Adrian Perez de Castro aperez at igalia.com
Wed Oct 7 15:15:55 PDT 2020


On Fri, 02 Oct 2020 13:48:56 -0700 Ken Russell <kbr at google.com> wrote:

> Excited about this migration! One comment inline.
> On Fri, Oct 2, 2020 at 9:43 AM Jonathan Bedard <jbedard at apple.com> wrote:
> > *Patches to Pull Requests*
> > In the coming months, more automation will start using the git version of
> > the repository instead of the Subversion version. Even immediately after we
> > switch, the patch review workflow will remain what it is now (EWS bots
> > mostly already use a git clone as their checkout). We do, however, intend
> > to switch from a system of patch review to a system of pull requests. This
> > process will be incremental and the patch review system will remain alive
> > as long as Bugzilla does.
> >
> > *GitHub Issues*
> > The last part of transitioning away from Subversion is to re-evaluate our
> > bug tracker. Bugzilla has served us well, but seems to be an impediment to
> > engaging with the open source community. We are interested in moving away
> > from Bugzilla and to GitHub Issues, allowing new developers to work with a
> > system they are likely already familiar with and to allow us closer
> > integration with repositories managed by W3C. Although GitHub Issues has
> > had performance problems in the past with projects that have many bugs,
> > these performance problems have been resolved to the satisfaction of a few
> > large projects hosted on GitHub that are of a comparable scale to WebKit.
> > The biggest blocker we are aware of is managing security bugs, since the
> > security advisory system used by GitHub is essentially the opposite of how
> > WebKit security bugs work. Moving to GitHub Issues, if it happens, will be
> > the last part of this transition, and we are interested in soliciting
> > feedback from our contributors on what the WebKit project’s integration
> > with GitHub Issues should look like.
> Github's code review UI has a couple of feature gaps in my opinion. It's
> difficult to look at earlier versions of the pull request, in particular to
> verify that issues found during code review have been fixed. I remember it
> also being difficult to figure out whether all comments on earlier versions
> have been addressed.

There is also one annoyance which has been slowly grinding my gears: the
GitHub diff viewer (including in reviews) hides “big diffs” for some arbitrary
and unknown definition of “big”, forcing a reviewer to manually click in a
“Load diff” link, for each hidden diff, every time. In a few cases I ran into
“very big” diffs or diff hunks which could not even be displayed that way and
had to fetch the branch locally to review the changes. Truth be told: it has
been a good while since I haven't found any diff which could not be loaded
at all, so maybe that issue has been fixed by now.

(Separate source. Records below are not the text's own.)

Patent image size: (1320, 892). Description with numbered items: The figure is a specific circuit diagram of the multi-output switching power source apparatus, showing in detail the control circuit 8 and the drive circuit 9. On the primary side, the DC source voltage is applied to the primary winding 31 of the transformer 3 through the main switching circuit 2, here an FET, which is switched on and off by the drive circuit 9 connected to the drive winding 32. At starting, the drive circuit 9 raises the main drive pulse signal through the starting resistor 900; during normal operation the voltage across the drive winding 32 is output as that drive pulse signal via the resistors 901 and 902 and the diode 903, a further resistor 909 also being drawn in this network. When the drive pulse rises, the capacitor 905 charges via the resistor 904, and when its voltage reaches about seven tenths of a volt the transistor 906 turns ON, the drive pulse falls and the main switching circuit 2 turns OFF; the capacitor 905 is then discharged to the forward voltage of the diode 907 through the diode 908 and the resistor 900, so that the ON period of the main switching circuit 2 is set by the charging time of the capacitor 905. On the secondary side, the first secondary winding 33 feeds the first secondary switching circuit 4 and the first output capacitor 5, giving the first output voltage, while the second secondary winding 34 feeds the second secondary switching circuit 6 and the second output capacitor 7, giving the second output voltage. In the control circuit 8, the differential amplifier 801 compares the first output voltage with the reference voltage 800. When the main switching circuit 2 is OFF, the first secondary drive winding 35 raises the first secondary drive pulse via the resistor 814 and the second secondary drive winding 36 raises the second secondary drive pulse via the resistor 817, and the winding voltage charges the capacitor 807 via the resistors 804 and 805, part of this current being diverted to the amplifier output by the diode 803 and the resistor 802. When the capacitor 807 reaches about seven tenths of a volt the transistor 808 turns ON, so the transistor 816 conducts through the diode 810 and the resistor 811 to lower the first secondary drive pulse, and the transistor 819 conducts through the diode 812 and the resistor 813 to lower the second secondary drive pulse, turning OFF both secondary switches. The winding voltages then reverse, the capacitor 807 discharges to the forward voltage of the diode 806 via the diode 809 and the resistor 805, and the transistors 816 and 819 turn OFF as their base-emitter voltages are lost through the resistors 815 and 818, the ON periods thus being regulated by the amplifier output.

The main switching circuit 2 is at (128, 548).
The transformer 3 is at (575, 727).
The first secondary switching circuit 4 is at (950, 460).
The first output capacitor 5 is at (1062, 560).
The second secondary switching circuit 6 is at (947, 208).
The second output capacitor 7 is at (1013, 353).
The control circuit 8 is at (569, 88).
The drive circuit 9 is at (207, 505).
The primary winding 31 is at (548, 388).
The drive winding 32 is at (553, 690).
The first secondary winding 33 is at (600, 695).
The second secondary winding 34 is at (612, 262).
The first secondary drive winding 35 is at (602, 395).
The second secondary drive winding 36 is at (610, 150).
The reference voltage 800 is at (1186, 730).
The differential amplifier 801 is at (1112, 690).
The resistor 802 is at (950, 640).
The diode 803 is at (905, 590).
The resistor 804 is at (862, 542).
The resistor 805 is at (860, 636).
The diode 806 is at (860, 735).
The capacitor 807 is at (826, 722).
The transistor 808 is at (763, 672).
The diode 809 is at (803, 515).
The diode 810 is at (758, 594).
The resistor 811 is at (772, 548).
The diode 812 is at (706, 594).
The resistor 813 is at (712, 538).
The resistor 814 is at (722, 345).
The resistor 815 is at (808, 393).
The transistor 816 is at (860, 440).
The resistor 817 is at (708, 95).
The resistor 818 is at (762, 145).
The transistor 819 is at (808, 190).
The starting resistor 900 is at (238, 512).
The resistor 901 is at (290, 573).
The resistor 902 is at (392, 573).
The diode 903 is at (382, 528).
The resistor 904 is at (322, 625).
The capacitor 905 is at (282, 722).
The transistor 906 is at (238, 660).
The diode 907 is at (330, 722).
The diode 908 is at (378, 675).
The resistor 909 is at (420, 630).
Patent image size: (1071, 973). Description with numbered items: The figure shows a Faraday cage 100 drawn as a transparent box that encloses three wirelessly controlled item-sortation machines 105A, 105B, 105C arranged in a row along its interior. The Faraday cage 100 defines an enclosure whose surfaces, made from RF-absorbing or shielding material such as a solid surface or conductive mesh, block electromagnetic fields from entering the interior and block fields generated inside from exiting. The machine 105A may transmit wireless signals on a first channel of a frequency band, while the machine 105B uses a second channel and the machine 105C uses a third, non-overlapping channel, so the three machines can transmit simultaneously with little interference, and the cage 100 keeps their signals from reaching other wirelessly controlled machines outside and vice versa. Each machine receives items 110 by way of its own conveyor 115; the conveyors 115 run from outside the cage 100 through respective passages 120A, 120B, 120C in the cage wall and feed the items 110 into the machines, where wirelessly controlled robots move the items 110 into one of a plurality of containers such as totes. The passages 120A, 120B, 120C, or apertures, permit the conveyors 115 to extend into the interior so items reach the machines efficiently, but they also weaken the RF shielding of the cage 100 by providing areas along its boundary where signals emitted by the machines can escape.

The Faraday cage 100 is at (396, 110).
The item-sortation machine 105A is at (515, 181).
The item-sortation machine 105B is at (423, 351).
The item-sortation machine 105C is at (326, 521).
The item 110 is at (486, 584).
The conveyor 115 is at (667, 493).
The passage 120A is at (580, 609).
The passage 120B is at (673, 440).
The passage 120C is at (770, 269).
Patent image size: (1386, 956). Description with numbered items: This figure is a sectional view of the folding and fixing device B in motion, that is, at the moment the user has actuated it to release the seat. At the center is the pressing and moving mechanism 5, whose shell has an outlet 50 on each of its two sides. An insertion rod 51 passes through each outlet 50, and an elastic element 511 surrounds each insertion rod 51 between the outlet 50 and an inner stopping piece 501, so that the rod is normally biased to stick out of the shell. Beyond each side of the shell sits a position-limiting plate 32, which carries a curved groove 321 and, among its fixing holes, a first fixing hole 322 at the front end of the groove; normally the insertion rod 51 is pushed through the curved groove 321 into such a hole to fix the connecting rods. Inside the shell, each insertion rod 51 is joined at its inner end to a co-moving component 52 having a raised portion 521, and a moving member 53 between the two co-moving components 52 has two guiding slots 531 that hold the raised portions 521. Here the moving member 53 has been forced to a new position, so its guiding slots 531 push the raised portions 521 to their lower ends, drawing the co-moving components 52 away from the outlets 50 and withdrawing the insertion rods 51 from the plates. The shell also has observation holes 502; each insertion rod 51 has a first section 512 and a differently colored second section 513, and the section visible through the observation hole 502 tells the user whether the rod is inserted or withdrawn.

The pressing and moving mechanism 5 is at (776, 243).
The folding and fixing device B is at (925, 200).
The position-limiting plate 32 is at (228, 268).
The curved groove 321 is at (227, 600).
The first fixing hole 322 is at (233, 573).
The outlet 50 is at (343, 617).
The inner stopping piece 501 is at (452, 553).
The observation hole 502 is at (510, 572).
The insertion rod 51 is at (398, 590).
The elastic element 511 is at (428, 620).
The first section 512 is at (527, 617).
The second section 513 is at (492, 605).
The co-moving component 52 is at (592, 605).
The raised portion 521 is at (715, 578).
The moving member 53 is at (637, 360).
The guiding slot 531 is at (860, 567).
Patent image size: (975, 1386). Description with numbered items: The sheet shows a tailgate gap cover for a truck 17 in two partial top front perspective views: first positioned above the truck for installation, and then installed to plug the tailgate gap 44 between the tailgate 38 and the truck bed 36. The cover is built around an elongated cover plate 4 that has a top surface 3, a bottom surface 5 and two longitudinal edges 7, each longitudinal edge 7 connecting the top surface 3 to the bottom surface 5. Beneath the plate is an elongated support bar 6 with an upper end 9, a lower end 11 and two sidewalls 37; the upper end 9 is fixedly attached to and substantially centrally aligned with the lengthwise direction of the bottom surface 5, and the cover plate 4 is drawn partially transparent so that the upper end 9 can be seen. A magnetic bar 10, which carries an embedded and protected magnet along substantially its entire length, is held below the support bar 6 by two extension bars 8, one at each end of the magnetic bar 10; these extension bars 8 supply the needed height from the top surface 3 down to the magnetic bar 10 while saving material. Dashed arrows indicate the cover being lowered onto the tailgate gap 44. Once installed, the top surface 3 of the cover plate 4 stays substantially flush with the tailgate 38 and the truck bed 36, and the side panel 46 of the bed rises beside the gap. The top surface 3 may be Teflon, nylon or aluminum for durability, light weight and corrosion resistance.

Now, GitLab's diff viewer has its own set of similar-but-not-quite-same
annoyances. Instead of hiding “big” diff hunks, it hides “random” hunks:
typically big ones, but sometimes small ones as well. A positive point for
GitLab is that at least they can always be loaded using that pesky “Load
diff” link.

Why none of Git{Hub,Lab} would have an option “gimme all the diffs” user
option, or at least remember which reviews I visited before where the “Load
diff” links have been used is something inexplicable. Or they could just
show the diffs ¯\_(ツ)_/¯ 

> Gerrit code review has worked well in my experience. It explicitly manages
> different versions of the same patch set, and prominently shows whether all
> code review comments have been addressed.

One point for Gerrit: I never ran into a diff that it would not show.